Anche se esistono tuttora delle limitazioni piuttosto sostanziose, è facile constatare come la maggior parte del materiale classico utilizzato all’interno delle piattaforme LMS possa essere gestito con questi nuovi dispositivi. Per esempio un palmare, può gestire testi, immagini e animazioni senza nessun problema; dispositivi ancora più innovativi riescono a gestire anche audio e video.
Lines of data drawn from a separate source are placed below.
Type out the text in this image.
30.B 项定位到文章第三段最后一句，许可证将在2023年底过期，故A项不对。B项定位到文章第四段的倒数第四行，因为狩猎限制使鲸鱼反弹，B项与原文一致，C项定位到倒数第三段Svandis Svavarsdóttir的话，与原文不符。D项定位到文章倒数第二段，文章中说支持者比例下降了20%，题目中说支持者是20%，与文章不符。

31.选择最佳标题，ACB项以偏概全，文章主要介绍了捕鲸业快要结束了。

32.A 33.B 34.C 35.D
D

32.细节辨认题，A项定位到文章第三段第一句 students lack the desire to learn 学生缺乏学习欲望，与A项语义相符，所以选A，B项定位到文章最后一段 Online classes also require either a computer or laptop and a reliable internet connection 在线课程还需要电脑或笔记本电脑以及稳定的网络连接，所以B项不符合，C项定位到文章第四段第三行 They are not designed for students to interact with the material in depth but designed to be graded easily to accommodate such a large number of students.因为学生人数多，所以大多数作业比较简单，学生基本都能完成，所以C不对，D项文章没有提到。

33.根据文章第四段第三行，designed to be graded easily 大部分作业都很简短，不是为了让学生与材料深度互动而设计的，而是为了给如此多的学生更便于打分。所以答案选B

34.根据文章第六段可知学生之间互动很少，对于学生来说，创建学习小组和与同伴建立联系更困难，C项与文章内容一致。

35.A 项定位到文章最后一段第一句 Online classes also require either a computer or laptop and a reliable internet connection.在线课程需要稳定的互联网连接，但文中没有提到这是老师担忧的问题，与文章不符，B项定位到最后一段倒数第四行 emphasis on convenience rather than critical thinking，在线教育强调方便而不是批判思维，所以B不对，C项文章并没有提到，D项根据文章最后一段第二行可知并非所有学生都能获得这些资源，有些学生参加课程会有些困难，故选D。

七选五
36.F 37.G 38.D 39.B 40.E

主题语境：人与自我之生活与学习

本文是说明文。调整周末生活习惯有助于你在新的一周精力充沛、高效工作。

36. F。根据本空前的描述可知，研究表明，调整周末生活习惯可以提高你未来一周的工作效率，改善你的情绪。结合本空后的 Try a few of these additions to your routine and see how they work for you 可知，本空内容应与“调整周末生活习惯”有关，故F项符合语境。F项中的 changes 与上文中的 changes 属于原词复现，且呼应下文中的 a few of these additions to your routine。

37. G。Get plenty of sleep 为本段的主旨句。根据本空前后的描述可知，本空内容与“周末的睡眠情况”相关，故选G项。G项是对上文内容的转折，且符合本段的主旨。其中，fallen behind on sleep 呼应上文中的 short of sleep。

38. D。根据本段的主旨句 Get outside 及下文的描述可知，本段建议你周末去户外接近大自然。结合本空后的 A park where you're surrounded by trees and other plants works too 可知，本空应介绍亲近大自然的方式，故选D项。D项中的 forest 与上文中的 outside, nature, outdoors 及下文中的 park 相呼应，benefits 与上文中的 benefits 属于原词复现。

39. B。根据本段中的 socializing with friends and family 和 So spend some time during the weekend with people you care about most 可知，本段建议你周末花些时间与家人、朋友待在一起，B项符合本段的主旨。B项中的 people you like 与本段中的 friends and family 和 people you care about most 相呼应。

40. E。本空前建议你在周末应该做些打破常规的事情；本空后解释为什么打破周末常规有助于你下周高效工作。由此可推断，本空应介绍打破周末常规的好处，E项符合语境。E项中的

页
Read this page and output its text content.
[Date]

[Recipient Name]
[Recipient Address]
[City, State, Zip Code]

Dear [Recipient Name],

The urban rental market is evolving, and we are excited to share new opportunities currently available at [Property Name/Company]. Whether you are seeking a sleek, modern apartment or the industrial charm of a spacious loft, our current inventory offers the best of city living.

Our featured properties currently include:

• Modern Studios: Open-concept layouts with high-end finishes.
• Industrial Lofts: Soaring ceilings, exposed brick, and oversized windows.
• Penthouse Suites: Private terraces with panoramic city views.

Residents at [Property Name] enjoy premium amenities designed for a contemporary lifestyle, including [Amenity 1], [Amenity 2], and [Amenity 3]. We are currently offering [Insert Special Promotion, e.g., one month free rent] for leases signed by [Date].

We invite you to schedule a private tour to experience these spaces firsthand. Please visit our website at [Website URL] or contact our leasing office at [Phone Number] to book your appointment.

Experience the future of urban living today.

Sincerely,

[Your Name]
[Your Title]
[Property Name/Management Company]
Tramite tali dispositivi l’utente può salvare i materiali dal proprio corso sul palmare o sul Tablet PC, e portarli con se per continuare il proprio processo di apprendimento.
Considerando che le tecnologie per il m-learning esistono, rimane da superare il problema dell’integrazione tra queste tecnologie e un classico sistema di LMS. Quindi, l’obiettivo prioritario è quello di poter accedere a un sistema LMS anche dalle nuove tecnologie sopra citate, in modo da mantenere un processo formativo uniforme e continuativo. Attualmente, la soluzione ideale da adottare, per l’apprendimento a distanza è probabilmente quella mista, ossia l’e-learning inteso in senso classico integrato con qualche soluzione mobile. Ecco un esempio:
· Piattaforma LMS come fonte principale di contenuti, esercitazioni, comunita virtuali, scambio di informazioni, supporto dei docenti. Da utilizzare tramite una postazione fissa.
· Piattaforma di web cnference per i collegamenti audio/video/dati in tempo reale, sempre da utilizzare tramite una postazione fissa.
· Palmare con funzionalità di rete voce/dati senza filo, per mantenere la continuità del processo formativo anche in caso di spostamenti. Il palmare supporterà l’integrazione con il sistema LMS, tenendo traccia dei progressi dello studente, per poi aggiornarli alla prima sincronizzazione con il sistema stesso. Possibilità di chiamate audio video per connettersi a eventuali sessioni di classi virtuali, nel momento in cui si dovesse mancare dalla propria postazione fissa.